A few months ago I wrote about the CDN that I’ve been building to learn about anycast routing (link). Almost everything about the CDN has changed as I’ve completely rewritten the system. One of the challenges faced by the new platform is I wanted to give HTTP a try over the CDN. Easy enough, I added a few lines to the configuration profile and instructed the provisioning process to deploy a Caddy webserver on each of the nodes. Caddy served a preset JSON response object containing the name of the edge node that is serving that content. I made an HTTP request with curl and everything is all well and good. I then realized a problem: the domain I had picked for the project is a .dev TLD which means it’s HSTS preloaded on many major browsers. This means it’s time to face the elephant in the room; TLS certificates.

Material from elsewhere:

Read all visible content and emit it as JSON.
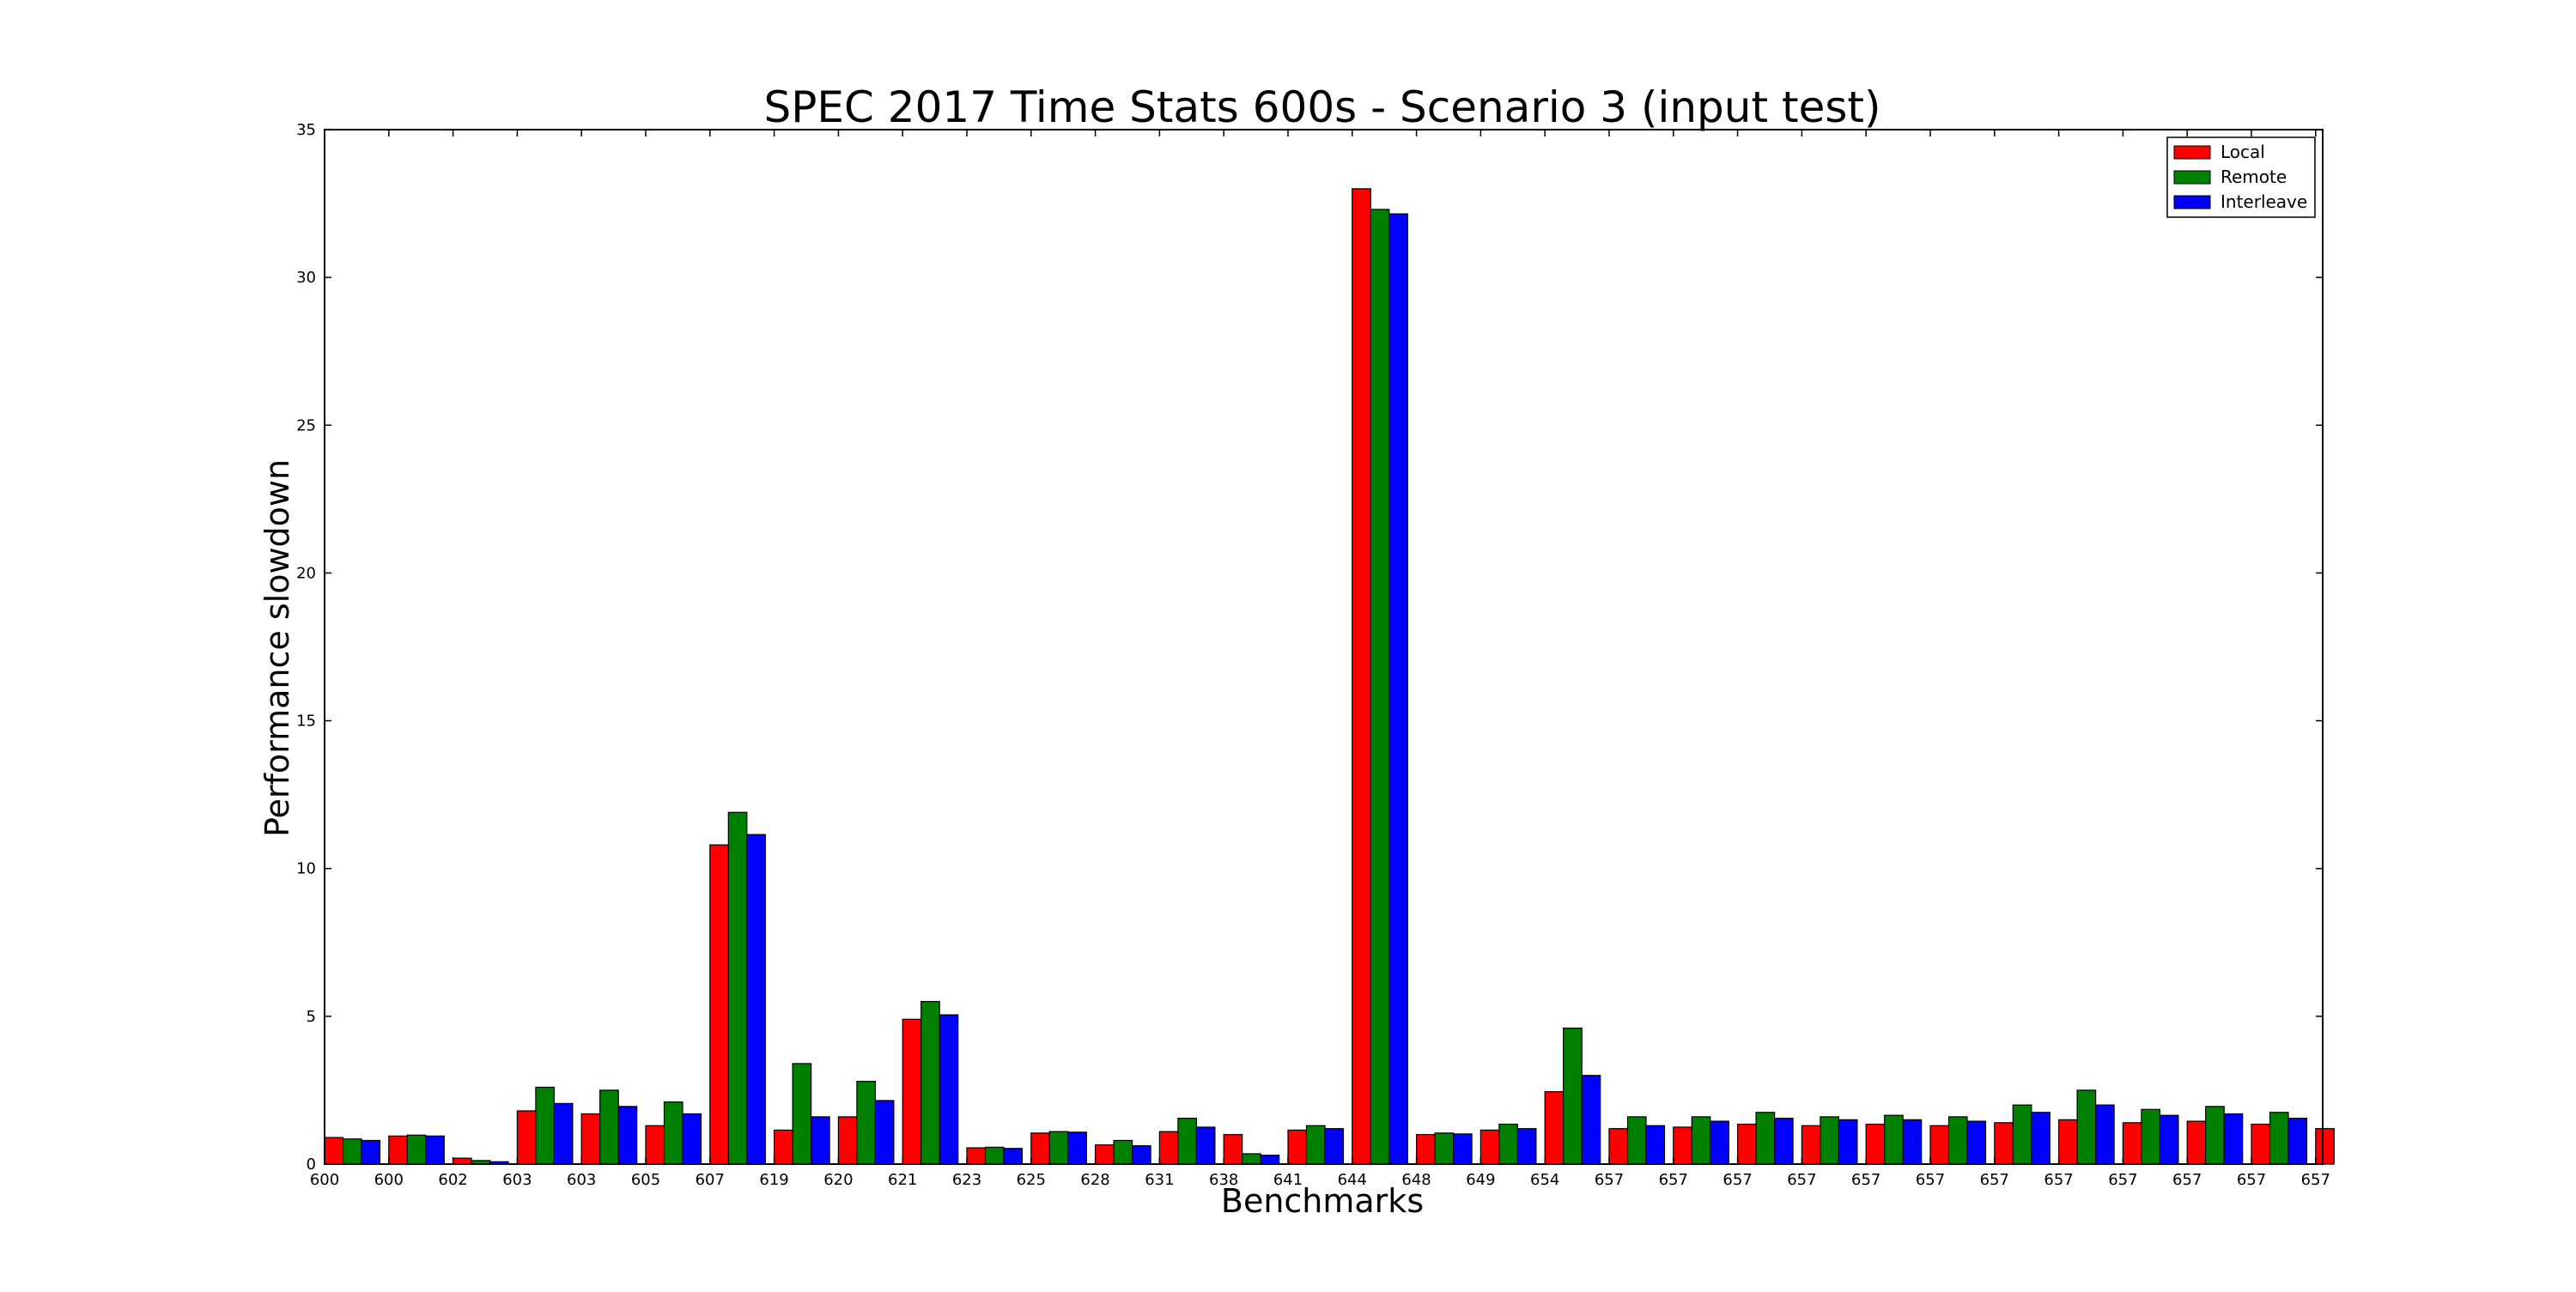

I typically let Caddy handle SSL entirely, as it has excellent automatic integration with the LetsEncrypt CA. Caddy takes care of the request and renewal processes completely transparently to the user which makes things nice and easy. With an Anycast deployment it’s not that easy.

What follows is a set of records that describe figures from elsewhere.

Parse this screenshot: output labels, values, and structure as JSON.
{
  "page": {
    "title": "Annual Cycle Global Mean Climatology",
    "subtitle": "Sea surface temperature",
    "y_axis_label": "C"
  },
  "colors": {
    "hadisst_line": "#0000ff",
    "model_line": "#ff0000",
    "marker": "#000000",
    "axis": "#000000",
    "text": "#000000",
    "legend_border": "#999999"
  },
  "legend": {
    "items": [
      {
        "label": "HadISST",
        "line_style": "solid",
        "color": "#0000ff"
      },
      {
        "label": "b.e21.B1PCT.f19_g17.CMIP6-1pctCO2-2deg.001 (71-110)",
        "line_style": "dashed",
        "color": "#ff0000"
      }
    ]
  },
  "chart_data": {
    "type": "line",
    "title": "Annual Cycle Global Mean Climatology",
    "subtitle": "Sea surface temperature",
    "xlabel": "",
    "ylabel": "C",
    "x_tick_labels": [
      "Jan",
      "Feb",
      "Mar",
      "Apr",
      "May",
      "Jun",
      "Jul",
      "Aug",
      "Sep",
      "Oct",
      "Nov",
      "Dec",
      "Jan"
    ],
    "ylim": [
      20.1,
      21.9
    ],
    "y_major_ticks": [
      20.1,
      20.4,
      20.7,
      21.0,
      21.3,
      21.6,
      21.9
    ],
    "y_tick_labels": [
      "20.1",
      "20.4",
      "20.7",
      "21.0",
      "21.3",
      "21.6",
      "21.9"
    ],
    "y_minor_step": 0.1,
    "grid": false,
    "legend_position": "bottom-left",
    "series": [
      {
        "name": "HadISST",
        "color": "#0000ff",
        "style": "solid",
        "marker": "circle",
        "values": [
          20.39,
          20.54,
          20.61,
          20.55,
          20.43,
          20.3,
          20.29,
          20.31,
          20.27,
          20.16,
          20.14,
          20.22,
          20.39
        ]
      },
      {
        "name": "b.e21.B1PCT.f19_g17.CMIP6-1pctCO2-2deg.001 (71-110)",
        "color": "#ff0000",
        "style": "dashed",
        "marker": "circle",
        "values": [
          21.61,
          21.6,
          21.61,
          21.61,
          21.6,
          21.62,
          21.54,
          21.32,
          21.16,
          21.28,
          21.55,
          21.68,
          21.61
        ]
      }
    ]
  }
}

LetsEncrypt supports a few ACME challenges to validate the domain before issuing a certificate. The two primary means are HTTP-01 and DNS-01, using HTTP and DNS protocols respectively. The DNS challenge works by adding a TXT record to the domain, and the HTTP challenge works by adding a text file to the .well-known directory of ACME challenges. I chose the HTTP-01 challenge for this project in order to maintain separation between the DNS and HTTP parts of my CDN.

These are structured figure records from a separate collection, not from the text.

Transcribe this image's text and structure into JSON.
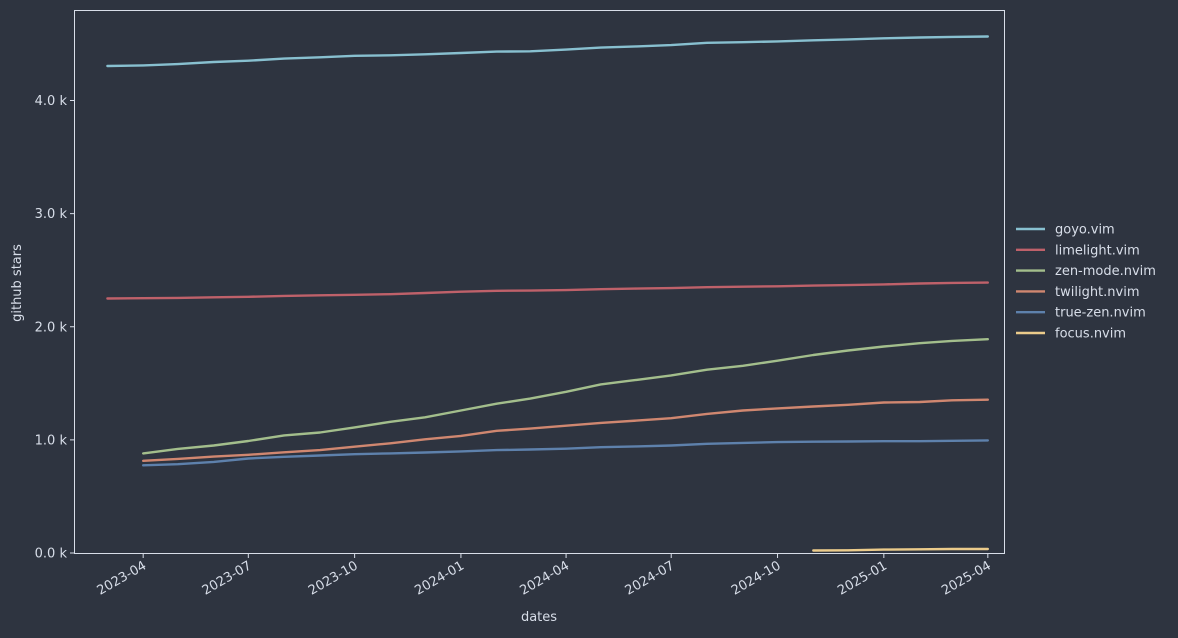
{
  "chart_data": {
    "type": "line",
    "xlabel": "dates",
    "ylabel": "github stars",
    "x_domain": [
      "2023-02-01",
      "2025-04-15"
    ],
    "ylim": [
      0,
      4800
    ],
    "x_ticks": [
      {
        "date": "2023-04-01",
        "label": "2023-04"
      },
      {
        "date": "2023-07-01",
        "label": "2023-07"
      },
      {
        "date": "2023-10-01",
        "label": "2023-10"
      },
      {
        "date": "2024-01-01",
        "label": "2024-01"
      },
      {
        "date": "2024-04-01",
        "label": "2024-04"
      },
      {
        "date": "2024-07-01",
        "label": "2024-07"
      },
      {
        "date": "2024-10-01",
        "label": "2024-10"
      },
      {
        "date": "2025-01-01",
        "label": "2025-01"
      },
      {
        "date": "2025-04-01",
        "label": "2025-04"
      }
    ],
    "y_ticks": [
      {
        "value": 0,
        "label": "0.0 k"
      },
      {
        "value": 1000,
        "label": "1.0 k"
      },
      {
        "value": 2000,
        "label": "2.0 k"
      },
      {
        "value": 3000,
        "label": "3.0 k"
      },
      {
        "value": 4000,
        "label": "4.0 k"
      }
    ],
    "legend_position": "right",
    "grid": false,
    "series": [
      {
        "name": "goyo.vim",
        "color": "#88c0d0",
        "points": [
          [
            "2023-03-01",
            4305
          ],
          [
            "2023-04-01",
            4310
          ],
          [
            "2023-05-01",
            4322
          ],
          [
            "2023-06-01",
            4340
          ],
          [
            "2023-07-01",
            4352
          ],
          [
            "2023-08-01",
            4370
          ],
          [
            "2023-09-01",
            4382
          ],
          [
            "2023-10-01",
            4395
          ],
          [
            "2023-11-01",
            4400
          ],
          [
            "2023-12-01",
            4408
          ],
          [
            "2024-01-01",
            4420
          ],
          [
            "2024-02-01",
            4432
          ],
          [
            "2024-03-01",
            4435
          ],
          [
            "2024-04-01",
            4450
          ],
          [
            "2024-05-01",
            4468
          ],
          [
            "2024-06-01",
            4478
          ],
          [
            "2024-07-01",
            4490
          ],
          [
            "2024-08-01",
            4510
          ],
          [
            "2024-09-01",
            4515
          ],
          [
            "2024-10-01",
            4522
          ],
          [
            "2024-11-01",
            4532
          ],
          [
            "2024-12-01",
            4540
          ],
          [
            "2025-01-01",
            4550
          ],
          [
            "2025-02-01",
            4557
          ],
          [
            "2025-03-01",
            4562
          ],
          [
            "2025-04-01",
            4566
          ]
        ]
      },
      {
        "name": "limelight.vim",
        "color": "#bf616a",
        "points": [
          [
            "2023-03-01",
            2250
          ],
          [
            "2023-04-01",
            2252
          ],
          [
            "2023-05-01",
            2255
          ],
          [
            "2023-06-01",
            2260
          ],
          [
            "2023-07-01",
            2265
          ],
          [
            "2023-08-01",
            2273
          ],
          [
            "2023-09-01",
            2278
          ],
          [
            "2023-10-01",
            2282
          ],
          [
            "2023-11-01",
            2288
          ],
          [
            "2023-12-01",
            2298
          ],
          [
            "2024-01-01",
            2310
          ],
          [
            "2024-02-01",
            2318
          ],
          [
            "2024-03-01",
            2320
          ],
          [
            "2024-04-01",
            2324
          ],
          [
            "2024-05-01",
            2332
          ],
          [
            "2024-06-01",
            2337
          ],
          [
            "2024-07-01",
            2342
          ],
          [
            "2024-08-01",
            2350
          ],
          [
            "2024-09-01",
            2354
          ],
          [
            "2024-10-01",
            2358
          ],
          [
            "2024-11-01",
            2364
          ],
          [
            "2024-12-01",
            2368
          ],
          [
            "2025-01-01",
            2374
          ],
          [
            "2025-02-01",
            2382
          ],
          [
            "2025-03-01",
            2388
          ],
          [
            "2025-04-01",
            2390
          ]
        ]
      },
      {
        "name": "zen-mode.nvim",
        "color": "#a3be8c",
        "points": [
          [
            "2023-04-01",
            880
          ],
          [
            "2023-05-01",
            920
          ],
          [
            "2023-06-01",
            950
          ],
          [
            "2023-07-01",
            990
          ],
          [
            "2023-08-01",
            1040
          ],
          [
            "2023-09-01",
            1065
          ],
          [
            "2023-10-01",
            1110
          ],
          [
            "2023-11-01",
            1160
          ],
          [
            "2023-12-01",
            1200
          ],
          [
            "2024-01-01",
            1260
          ],
          [
            "2024-02-01",
            1320
          ],
          [
            "2024-03-01",
            1365
          ],
          [
            "2024-04-01",
            1425
          ],
          [
            "2024-05-01",
            1490
          ],
          [
            "2024-06-01",
            1530
          ],
          [
            "2024-07-01",
            1570
          ],
          [
            "2024-08-01",
            1620
          ],
          [
            "2024-09-01",
            1655
          ],
          [
            "2024-10-01",
            1700
          ],
          [
            "2024-11-01",
            1750
          ],
          [
            "2024-12-01",
            1790
          ],
          [
            "2025-01-01",
            1825
          ],
          [
            "2025-02-01",
            1855
          ],
          [
            "2025-03-01",
            1875
          ],
          [
            "2025-04-01",
            1890
          ]
        ]
      },
      {
        "name": "twilight.nvim",
        "color": "#d08770",
        "points": [
          [
            "2023-04-01",
            815
          ],
          [
            "2023-05-01",
            832
          ],
          [
            "2023-06-01",
            852
          ],
          [
            "2023-07-01",
            868
          ],
          [
            "2023-08-01",
            890
          ],
          [
            "2023-09-01",
            910
          ],
          [
            "2023-10-01",
            940
          ],
          [
            "2023-11-01",
            970
          ],
          [
            "2023-12-01",
            1005
          ],
          [
            "2024-01-01",
            1035
          ],
          [
            "2024-02-01",
            1080
          ],
          [
            "2024-03-01",
            1100
          ],
          [
            "2024-04-01",
            1125
          ],
          [
            "2024-05-01",
            1150
          ],
          [
            "2024-06-01",
            1170
          ],
          [
            "2024-07-01",
            1192
          ],
          [
            "2024-08-01",
            1230
          ],
          [
            "2024-09-01",
            1260
          ],
          [
            "2024-10-01",
            1278
          ],
          [
            "2024-11-01",
            1295
          ],
          [
            "2024-12-01",
            1310
          ],
          [
            "2025-01-01",
            1330
          ],
          [
            "2025-02-01",
            1335
          ],
          [
            "2025-03-01",
            1350
          ],
          [
            "2025-04-01",
            1355
          ]
        ]
      },
      {
        "name": "true-zen.nvim",
        "color": "#5e81ac",
        "points": [
          [
            "2023-04-01",
            775
          ],
          [
            "2023-05-01",
            785
          ],
          [
            "2023-06-01",
            805
          ],
          [
            "2023-07-01",
            835
          ],
          [
            "2023-08-01",
            850
          ],
          [
            "2023-09-01",
            862
          ],
          [
            "2023-10-01",
            873
          ],
          [
            "2023-11-01",
            880
          ],
          [
            "2023-12-01",
            888
          ],
          [
            "2024-01-01",
            898
          ],
          [
            "2024-02-01",
            910
          ],
          [
            "2024-03-01",
            915
          ],
          [
            "2024-04-01",
            922
          ],
          [
            "2024-05-01",
            935
          ],
          [
            "2024-06-01",
            942
          ],
          [
            "2024-07-01",
            950
          ],
          [
            "2024-08-01",
            965
          ],
          [
            "2024-09-01",
            973
          ],
          [
            "2024-10-01",
            980
          ],
          [
            "2024-11-01",
            984
          ],
          [
            "2024-12-01",
            986
          ],
          [
            "2025-01-01",
            988
          ],
          [
            "2025-02-01",
            988
          ],
          [
            "2025-03-01",
            992
          ],
          [
            "2025-04-01",
            995
          ]
        ]
      },
      {
        "name": "focus.nvim",
        "color": "#ebcb8b",
        "points": [
          [
            "2024-11-01",
            22
          ],
          [
            "2024-12-01",
            24
          ],
          [
            "2025-01-01",
            30
          ],
          [
            "2025-02-01",
            33
          ],
          [
            "2025-03-01",
            35
          ],
          [
            "2025-04-01",
            35
          ]
        ]
      }
    ]
  }
}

Here’s how the process works. First, the controller uses LetsEncrypt’s certbot to initialize the certificate request and specifies it would like to use the HTTP-01 ACME challenge. LetsEncrypt then responds with the validation string and token and certbot invokes a callback on the controller to signal an update. This update propagates the challenge to the anycast nodes, which serve the file to be picked up by the closest LetsEncrypt validation server. Once the process is complete, LetsEncrypt issues a signed certificate to the controller, which sends the certificate to the anycast nodes along with a signal to remove the ACME challenge. Certificate renewals work in the same way.

TLS certificate flow

TLS certificate flow

HTTP/3 (or HTTP over QUIC) is the newest version of the HTTP protocol, the primary benefit being the redesign of how stateful connections work. HTTP/1 utilized a TCP transport and in most cases multiple TCP sessions (one per connection). This led to extra overhead and more importantly for an anycast deployment if you don’t have TCP connection synchronization, a higher likelihood that you’re going to drop connections if something goes wrong. HTTP/2 improved upon this by multiplexing multiple requests on to a single TCP transport, and HTTP/3 takes it a step further. With HTTP over QUIC, requests are served on a UDP transport that allows the protocol to control the retransmission of packets. This is beneficial for spotty connections, but also for the case of an anycast node going offline without connection synchronization. HTTP/3 is able to retransmit packets without the problem of a broken TCP connection as a result of node failover breaking the sequence. This is great for anycast because it means higher reliability on top of a highly resilient network topology like anycast.

It’s important to note that HTTP/3 is not enabled by default in any major browsers or webservers as it’s considered an experimental feature. Like IPv6, it’s a game of who wants to take the first leap which will force the other parties to catch up with their implementation. Either way, HTTP/3 is a promising technology and has clear uses in anycast. I look forward to seeing how the protocol evolves in the future.